A guide for the UMA community full of resources about this year's academic theme, Civil Rights.

What Does It Mean to Explore Civil Rights?

The 2025–26 academic theme, Civil Rights, offers the UMA community an opportunity to engage deeply with questions of justice, equality, and human dignity in the classroom, on campus, and in the world around us.

Exploring civil rights means more than studying past movements or memorizing legislation. It invites us to ask:

  • Who has a voice in society and who is left out?
  • What are the systems and structures that impact people’s rights?
  • How have people throughout history organized for change?
  • What does equality look like in practice and for whom?

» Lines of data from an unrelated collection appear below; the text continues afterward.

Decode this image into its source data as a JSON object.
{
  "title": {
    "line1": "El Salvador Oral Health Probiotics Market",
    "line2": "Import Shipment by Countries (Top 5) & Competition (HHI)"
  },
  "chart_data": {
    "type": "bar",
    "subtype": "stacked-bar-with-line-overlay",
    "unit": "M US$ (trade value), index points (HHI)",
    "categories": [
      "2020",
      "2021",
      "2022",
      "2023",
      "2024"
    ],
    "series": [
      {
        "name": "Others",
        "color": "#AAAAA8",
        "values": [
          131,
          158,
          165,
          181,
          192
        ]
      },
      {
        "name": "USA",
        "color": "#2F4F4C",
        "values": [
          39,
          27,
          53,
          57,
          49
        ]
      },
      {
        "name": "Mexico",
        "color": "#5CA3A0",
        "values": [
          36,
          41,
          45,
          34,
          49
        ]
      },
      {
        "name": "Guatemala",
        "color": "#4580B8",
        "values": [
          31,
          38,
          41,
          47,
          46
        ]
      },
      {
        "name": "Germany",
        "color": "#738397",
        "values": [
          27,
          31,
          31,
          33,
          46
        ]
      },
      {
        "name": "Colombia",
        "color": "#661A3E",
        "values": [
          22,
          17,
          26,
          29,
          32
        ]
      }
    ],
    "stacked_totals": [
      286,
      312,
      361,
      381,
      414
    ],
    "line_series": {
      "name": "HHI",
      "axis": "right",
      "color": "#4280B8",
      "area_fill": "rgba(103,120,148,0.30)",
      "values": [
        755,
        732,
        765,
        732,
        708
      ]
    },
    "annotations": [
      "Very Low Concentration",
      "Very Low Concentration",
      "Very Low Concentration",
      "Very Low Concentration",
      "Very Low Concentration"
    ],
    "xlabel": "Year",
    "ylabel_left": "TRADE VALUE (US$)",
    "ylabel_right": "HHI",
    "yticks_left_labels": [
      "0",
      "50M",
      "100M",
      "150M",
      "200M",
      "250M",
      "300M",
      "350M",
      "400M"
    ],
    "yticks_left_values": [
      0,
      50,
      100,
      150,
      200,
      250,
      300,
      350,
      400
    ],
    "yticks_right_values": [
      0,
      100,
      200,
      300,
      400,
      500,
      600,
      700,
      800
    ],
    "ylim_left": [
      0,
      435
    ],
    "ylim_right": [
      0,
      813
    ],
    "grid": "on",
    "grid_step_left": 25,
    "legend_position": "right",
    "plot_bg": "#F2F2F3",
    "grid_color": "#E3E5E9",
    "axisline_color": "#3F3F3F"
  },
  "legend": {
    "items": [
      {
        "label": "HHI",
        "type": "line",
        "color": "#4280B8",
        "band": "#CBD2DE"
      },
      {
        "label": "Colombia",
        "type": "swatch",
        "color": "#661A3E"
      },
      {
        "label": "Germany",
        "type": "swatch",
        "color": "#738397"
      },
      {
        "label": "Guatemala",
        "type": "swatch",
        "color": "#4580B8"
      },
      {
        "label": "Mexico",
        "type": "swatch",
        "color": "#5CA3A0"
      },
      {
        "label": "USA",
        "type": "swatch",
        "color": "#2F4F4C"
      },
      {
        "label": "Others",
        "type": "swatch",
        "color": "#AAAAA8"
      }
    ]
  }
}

By connecting past struggles to current issues, this theme helps us better understand the complexities of power, voice, and identity in our own communities and globally.

Why Civil Rights?

The theme of civil rights is especially timely as we mark UMA’s 60th anniversary, a milestone that parallels a historic moment in U.S. history: the passing of the Civil Rights Act of 1964 and the Voting Rights Act of 1965. These landmark laws were the result of sustained activism, resistance, and public pressure, and their legacy continues to shape policy and culture today.

From racial justice and voting rights to disability justice, LGBTQ+ rights, and digital inclusion, the study of civil rights encourages us to think critically about how rights are protected, challenged, and expanded in every society.

Interdisciplinary by Nature

Civil rights touch nearly every discipline at UMA because justice, equity, and inclusion are questions that matter in every field of study:

  • History helps us understand the movements that shaped our present.
  • Law and political science explore how rights are encoded and enforced.
  • Literature, art, and media reveal how people have expressed resistance and identity.
  • Sociology and ethics ask us to examine our social responsibilities.
  • Data, economics, and geography help us visualize and analyze systemic inequities.
  • Global studies and philosophy offer broader perspectives on human rights across cultures and eras.

Civil Rights in Everyday Life

The theme also challenges us to reflect on our own roles and responsibilities. Whether you're learning, teaching, organizing, or creating, you are part of the ongoing conversation around civil rights.